The Southern India Mills' Association (SIMA) has welcomed the government order on sale of cotton stocks with the Cotton Corporation of India (CCI) to MSME spinning mills registered with the office of the Textile Commissioner. Thanking the Union Textiles minister for addressing the concerns of spinning sector that is already burdened with over capacity and reeling under rising prices of stock, the Secretary General of SIMA, Dr K Selvaraju expressed hope that the government would make the order permanent so as to limit the sale of CCI cotton stocks to spinning mills directly.

The industry body described the government order to this effect as proactive and said that the move would bring about stability in cotton prices during off season as well as satisfy the raw material requirement of small spinning mills.

Meanwhile, chairman of SIMA, M Senthilkumar advised spinning mills against resorting to panic buying. He said cotton prices would soften with the availability of 43 lakh bales of closing stock estimated by the Cotton Advisory Board (CAB) and imported cotton already contracted by some millers. Senthilkumar says, cotton imports in the next three months might exceed 15 lakh bales as large number of mills had already contracted for imports with African countries and Australia.

Giving the backdrop against rising prices, the release noted, that the spot price of benchmark cotton variety Sankar-6 which was ruling at Rs 33,000 per candy of 355 kg during first week of April 2016, had increased to Rs 34,700 per candy by the month end. It then further increased to Rs 36,800 by the end of May 2016 and to Rs 42,700 by the end of June. In July, prices had touched Rs 48,000 per candy, an increase of over 45% over the last three months. This translated into an increase of Rs 60 per kg of clean cotton cost used for combed count yarns.

The Southern Gujarat Chamber of Commerce and Industry (SGCCI) has sought financial assistance of Rs 400 crores from the Ministry of Textiles for setting up a state-of-the-art textile processing cluster at Pinjrat village in Olpad taluka of Surat district. SGCCI office-bearers submitted a letter to textile commissioner Kavita Gupta demanding a financial assistance of Rs 400 crores for the proposed textile processing cluster to be developed on 50 lakh sq. mt. of land at Pinjrat. With the total project cost for the cluster is pegged at Rs 800 crores, the SGCCI wants 50 per cent of the grant from the central government and 25 per cent each from the state government and the industry.

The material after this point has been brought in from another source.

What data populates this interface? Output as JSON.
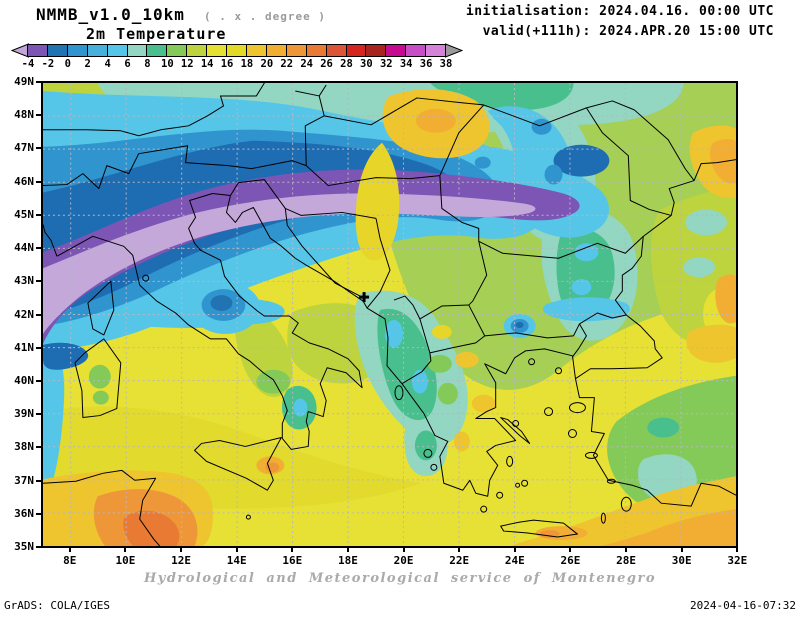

The SGCCI and some textile processors in Pandesara and Sachin industrial estates have come up with this ambitious project that would house around 100 dyeing and printing mills with state-of-the-art technology at Pinjrat. A proposal for allotment of government land at Pinjrat is under consideration of the Gujarat government.

According to SGCCI president B S Agarwal, the ambitious project will boost manufacturing capacity and quality of textile processing sector in Surat. At present, only eight to 10 textile processing units manufacture finished fabrics as per the requirement of the garmenting sector while the rest lack technical know-how. The SGCI wants to set up a processing cluster having big units with hi-tech technology and up gradation.

There are around 400 textile processing centres in Surat and Palsana of which 5 per cent are manufacturing finished fabrics for the garmenting sector, the others are manufacturing fabrics like saris and dress materials, home textiles among others. Agarwal further said that the textile processing units will be connected with a common boiler system thereby discouraging the use of chimneys emitting pollution. There will be a set-up for wind power and solar power generation, common drainage, CETP plant, tertiary treatment plant and other state-of-the-art facilities.